Los otros pies desaparecen detrás del escritorio.
—¿Qué pasa, Terencio? —pregunta el hombre que está detrás del escritorio—. ¿Crees que registrar un dormitorio es algo demasiado bajo para ti?
—No he dicho eso.
—No has tenido que hacerlo. Es tu actitud, esa expresión abatida que tienes. ¿Se te ha subido a la cabeza lo de sacarle los ojos al emperador? No te olvides de que solo eres un centurión, y que lo hiciste siguiendo mis órdenes.
—Sí, y tú lo hiciste siguiendo las órdenes de otro.
—No se me ordenó que hiciera nada. Soy el prefecto de la Guardia Pretoriana. Se me pidió que participara. Me lo pidieron mis colegas, no mis superiores.
—Por supuesto, son tus «colegas». ¿Y dónde están esos colegas tuyos, ahora que el plan se ha ido a la mierda?
Oigo al hombre que está en el escritorio echarse atrás en su silla. Dice:
—Ha habido un tropiezo o dos, eso lo reconozco. Pero hemos protegido nuestras apuestas.
—Si tú lo dices.
—Nerón está vivo. Eso vale algo. El Jorobado pagará por Nerón, y nos recompensará por nuestros desvelos.
—¿Y no te preocupa enfrentarte a tus colegas?
—Nos ocuparemos de eso cuando surja. Mientras tanto, enviaré otra carta a Galba.
—¿Otra? ¿Qué sentido tiene? O bien tus cartas no le llegan, o bien se contenta con esperar hasta llegar a Roma. Has puesto demasiada fe en ese liberto suyo, Icelo. Está bloqueando tus cartas, a la espera de ver cómo puede aprovecharse de lo que sabe.
—Esta vez voy a enviar un mensajero. Alguien en quien puedo confiar para que entregue el mensaje… ¿Qué es eso que estás toqueteando? ¿No será otra vez esa figurita?
—¿Y si lo fuera, qué?

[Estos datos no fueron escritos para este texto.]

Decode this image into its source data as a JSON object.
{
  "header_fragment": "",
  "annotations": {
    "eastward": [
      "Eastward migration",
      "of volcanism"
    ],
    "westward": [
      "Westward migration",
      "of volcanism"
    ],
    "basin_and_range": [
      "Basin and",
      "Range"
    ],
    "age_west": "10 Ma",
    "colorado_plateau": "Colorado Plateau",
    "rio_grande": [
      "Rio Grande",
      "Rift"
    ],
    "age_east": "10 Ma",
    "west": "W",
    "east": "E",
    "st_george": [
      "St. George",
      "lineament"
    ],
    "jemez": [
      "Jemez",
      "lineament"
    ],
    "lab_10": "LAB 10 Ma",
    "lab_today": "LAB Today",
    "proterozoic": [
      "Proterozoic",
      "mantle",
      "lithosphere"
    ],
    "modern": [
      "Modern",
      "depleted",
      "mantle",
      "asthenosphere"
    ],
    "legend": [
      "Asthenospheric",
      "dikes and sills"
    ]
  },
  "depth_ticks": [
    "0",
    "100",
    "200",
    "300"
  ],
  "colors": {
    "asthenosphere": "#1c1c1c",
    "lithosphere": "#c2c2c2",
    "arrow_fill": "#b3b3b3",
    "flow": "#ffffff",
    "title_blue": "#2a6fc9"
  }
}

Es mi pequeña recompensa por hacerte el trabajo sucio. El amuleto de la suerte del césar… ¡Mierda!
Algo cae al suelo y repiquetea. Veo que resbala por el mármol, una cosa pequeña, hecha de piedra negra. Una estatuilla, creo.
El hombre que está de pie se agacha a recogerla. Yo me quedo quieto como un muerto. Afortunadamente está de cara al escritorio, lejos de mí, de modo que no me ve debajo del triclinio. Me quedo tan quieto que ni siquiera respiro. Cuando él se arrodilla y estira la mano buscando la figurilla, su cabeza baja hasta el nivel del suelo, de modo que veo un lado de su rostro. Es el Zorro. No sé por qué, pero, aunque no pensaba que pudiera pasar, mi corazón late más rápido aún, un martilleo intenso, tan fuerte que creo que se me va a salir del pecho y a reventar por las orejas.

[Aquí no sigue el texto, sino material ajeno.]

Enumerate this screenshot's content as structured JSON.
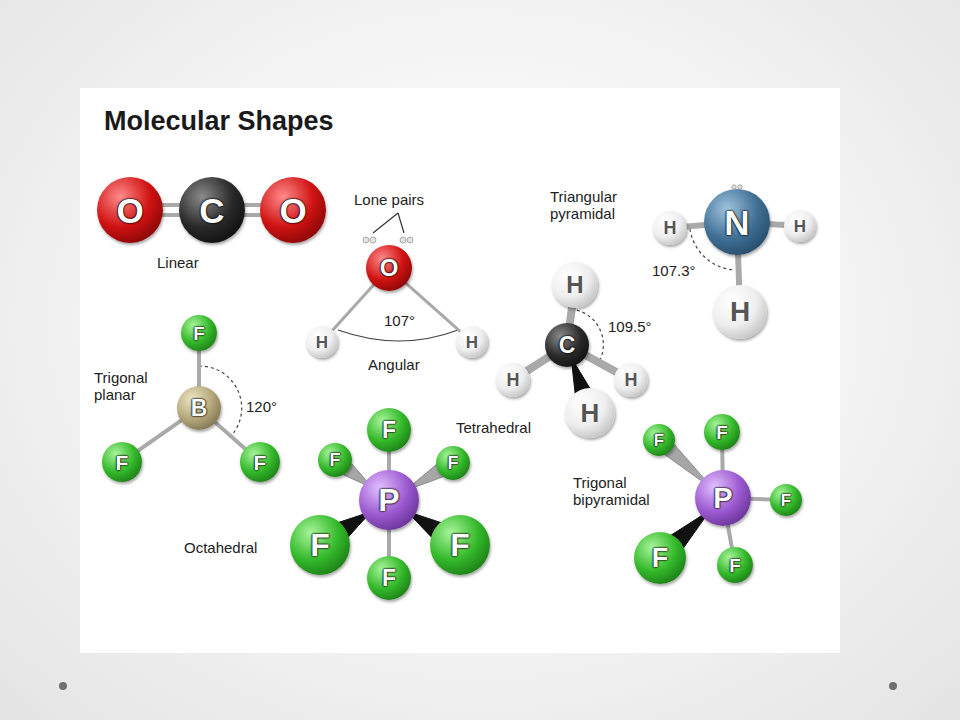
{
  "diagram": {
    "title": "Molecular Shapes",
    "nodes": [
      {
        "text": [
          "O"
        ]
      },
      {
        "text": [
          "C"
        ]
      },
      {
        "text": [
          "O"
        ]
      },
      {
        "text": [
          "O"
        ]
      },
      {
        "text": [
          "H"
        ]
      },
      {
        "text": [
          "H"
        ]
      },
      {
        "text": [
          "N"
        ]
      },
      {
        "text": [
          "H"
        ]
      },
      {
        "text": [
          "H"
        ]
      },
      {
        "text": [
          "H"
        ]
      },
      {
        "text": [
          "C"
        ]
      },
      {
        "text": [
          "H"
        ]
      },
      {
        "text": [
          "H"
        ]
      },
      {
        "text": [
          "H"
        ]
      },
      {
        "text": [
          "H"
        ]
      },
      {
        "text": [
          "B"
        ]
      },
      {
        "text": [
          "F"
        ]
      },
      {
        "text": [
          "F"
        ]
      },
      {
        "text": [
          "F"
        ]
      },
      {
        "text": [
          "P"
        ]
      },
      {
        "text": [
          "F"
        ]
      },
      {
        "text": [
          "F"
        ]
      },
      {
        "text": [
          "F"
        ]
      },
      {
        "text": [
          "F"
        ]
      },
      {
        "text": [
          "F"
        ]
      },
      {
        "text": [
          "F"
        ]
      },
      {
        "text": [
          "P"
        ]
      },
      {
        "text": [
          "F"
        ]
      },
      {
        "text": [
          "F"
        ]
      },
      {
        "text": [
          "F"
        ]
      },
      {
        "text": [
          "F"
        ]
      },
      {
        "text": [
          "F"
        ]
      }
    ],
    "edges": [
      {
        "from": 1,
        "to": 0,
        "arrow": "none"
      },
      {
        "from": 1,
        "to": 2,
        "arrow": "none"
      },
      {
        "from": 3,
        "to": 4,
        "arrow": "none"
      },
      {
        "from": 3,
        "to": 5,
        "arrow": "none"
      },
      {
        "from": 6,
        "to": 7,
        "arrow": "none"
      },
      {
        "from": 6,
        "to": 8,
        "arrow": "none"
      },
      {
        "from": 6,
        "to": 9,
        "arrow": "none"
      },
      {
        "from": 10,
        "to": 11,
        "arrow": "none"
      },
      {
        "from": 10,
        "to": 12,
        "arrow": "none"
      },
      {
        "from": 10,
        "to": 13,
        "arrow": "none"
      },
      {
        "from": 10,
        "to": 14,
        "arrow": "none"
      },
      {
        "from": 15,
        "to": 16,
        "arrow": "none"
      },
      {
        "from": 15,
        "to": 17,
        "arrow": "none"
      },
      {
        "from": 15,
        "to": 18,
        "arrow": "none"
      },
      {
        "from": 19,
        "to": 20,
        "arrow": "none"
      },
      {
        "from": 19,
        "to": 21,
        "arrow": "none"
      },
      {
        "from": 19,
        "to": 22,
        "arrow": "none"
      },
      {
        "from": 19,
        "to": 23,
        "arrow": "none"
      },
      {
        "from": 19,
        "to": 24,
        "arrow": "none"
      },
      {
        "from": 19,
        "to": 25,
        "arrow": "none"
      },
      {
        "from": 26,
        "to": 27,
        "arrow": "none"
      },
      {
        "from": 26,
        "to": 28,
        "arrow": "none"
      },
      {
        "from": 26,
        "to": 29,
        "arrow": "none"
      },
      {
        "from": 26,
        "to": 30,
        "arrow": "none"
      },
      {
        "from": 26,
        "to": 31,
        "arrow": "none"
      }
    ],
    "labels": [
      "Linear",
      "Lone pairs",
      "107°",
      "Angular",
      "Triangular pyramidal",
      "107.3°",
      "109.5°",
      "Trigonal planar",
      "120°",
      "Tetrahedral",
      "Octahedral",
      "Trigonal bipyramidal"
    ]
  }
}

—Por los dioses, Terencio. Deja eso.
El Zorro se levanta sin verme. Mi corazón no deja de martillear.
Oigo que se abre el cajón del escritorio.

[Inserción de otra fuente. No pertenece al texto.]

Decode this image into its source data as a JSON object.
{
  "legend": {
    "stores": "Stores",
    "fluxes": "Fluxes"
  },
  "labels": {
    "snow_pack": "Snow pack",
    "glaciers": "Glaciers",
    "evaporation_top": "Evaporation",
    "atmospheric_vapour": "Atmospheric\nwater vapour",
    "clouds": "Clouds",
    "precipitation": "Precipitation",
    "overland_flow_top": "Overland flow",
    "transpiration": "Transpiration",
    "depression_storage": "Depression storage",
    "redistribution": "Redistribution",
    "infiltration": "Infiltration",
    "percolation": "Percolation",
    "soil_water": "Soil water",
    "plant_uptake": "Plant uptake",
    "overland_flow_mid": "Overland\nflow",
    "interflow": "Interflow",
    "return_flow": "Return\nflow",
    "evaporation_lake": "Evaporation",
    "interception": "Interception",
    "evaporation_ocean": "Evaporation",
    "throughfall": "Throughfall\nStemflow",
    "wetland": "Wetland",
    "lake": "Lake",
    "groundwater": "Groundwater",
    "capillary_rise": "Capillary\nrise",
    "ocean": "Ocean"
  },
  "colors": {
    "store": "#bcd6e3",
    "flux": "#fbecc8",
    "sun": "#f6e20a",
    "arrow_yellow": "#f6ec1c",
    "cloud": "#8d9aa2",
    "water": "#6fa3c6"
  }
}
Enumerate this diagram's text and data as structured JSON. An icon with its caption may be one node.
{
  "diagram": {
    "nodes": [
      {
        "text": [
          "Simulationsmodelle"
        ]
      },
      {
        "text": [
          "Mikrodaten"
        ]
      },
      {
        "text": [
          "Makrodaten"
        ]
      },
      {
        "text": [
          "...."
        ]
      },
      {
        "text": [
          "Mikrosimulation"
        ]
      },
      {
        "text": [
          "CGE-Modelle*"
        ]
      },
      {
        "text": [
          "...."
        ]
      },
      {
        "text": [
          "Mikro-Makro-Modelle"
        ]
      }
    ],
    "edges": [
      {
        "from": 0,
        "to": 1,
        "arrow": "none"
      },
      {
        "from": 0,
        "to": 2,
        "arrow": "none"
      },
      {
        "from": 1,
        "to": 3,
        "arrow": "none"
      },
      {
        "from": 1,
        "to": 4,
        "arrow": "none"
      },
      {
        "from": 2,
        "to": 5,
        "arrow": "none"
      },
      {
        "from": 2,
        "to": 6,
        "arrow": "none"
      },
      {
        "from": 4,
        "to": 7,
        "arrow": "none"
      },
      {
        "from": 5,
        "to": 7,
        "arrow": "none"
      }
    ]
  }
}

—¿Dónde están mis cartas? Han desaparecido.
—No puede ser —dice el Zorro.
—Pensabas que lo de la puerta era una manía mía —dice el hombre que está detrás del escritorio—, ¡por la orina de Júpiter! —Cierra de golpe el cajón—. El ladrón no habrá ido muy lejos.
Las patas de la silla rechinan por el suelo.
—Esas cartas… Tenemos que encontrarlas.
El hombre del escritorio sale corriendo de la habitación. Veo que las otras piernas, las del Zorro, le siguen. Cuando se han ido los dos, me levanto y corro.